A contributing factor was “the lack of a positive train control system that would have intervened to stop the train and prevent the collision,” the agency said.
On Thursday, Christie and New York Gov. Andrew Cuomo cautioned people to wait until investigations are completed before concluding positive train control would have prevented the latest crash.
“That’s speculation that can only be based upon the cause of the accident, and until we know the cause of the accident were not going to be able to know what steps we can take in the future to avoid an accident like this,” Christie said.
The NTSB already is reviewing video from surveillance cameras that were along the train’s path, Dinh-Zarr said.
‘Next thing I know, I’m on the floor’
Bhagyesh Shah, who rode in the front car on his way to work, said the train didn’t appear to slow as it entered the station.

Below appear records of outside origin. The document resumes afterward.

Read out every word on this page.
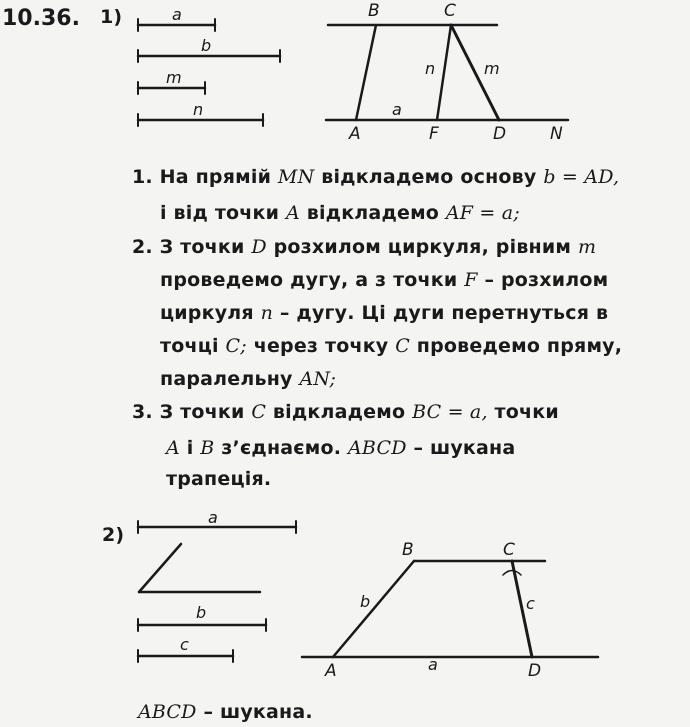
a
b
m
n
B	C
A	F	D	N
n	m
a
a
b
c
B	C
A	D
b	c
a
10.36. 1)
1. На прямій MN відкладемо основу b = AD,
і від точки A відкладемо AF = a;
2. З точки D розхилом циркуля, рівним m
проведемо дугу, а з точки F – розхилом
циркуля n – дугу. Ці дуги перетнуться в
точці C; через точку C проведемо пряму,
паралельну AN;
3. З точки C відкладемо BC = a, точки
A і B з’єднаємо. ABCD – шукана
трапеція.
2)
ABCD – шукана.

“The next thing I know, I’m on the floor. We are plowing through something … and when the train came to a stop, I could see the parts of the roof on the first car and some of the debris next to me,” Shah said.
A New Jersey Transit worker at the station said he heard an explosion-like sound as the lead car, coming into the station fast, slammed into the bumper block.
“It went up and over the bumper block, through the depot … and came to rest at the wall by the waiting room,” worker Mike Larson said.
“It was going considerably faster than it should have normally been.”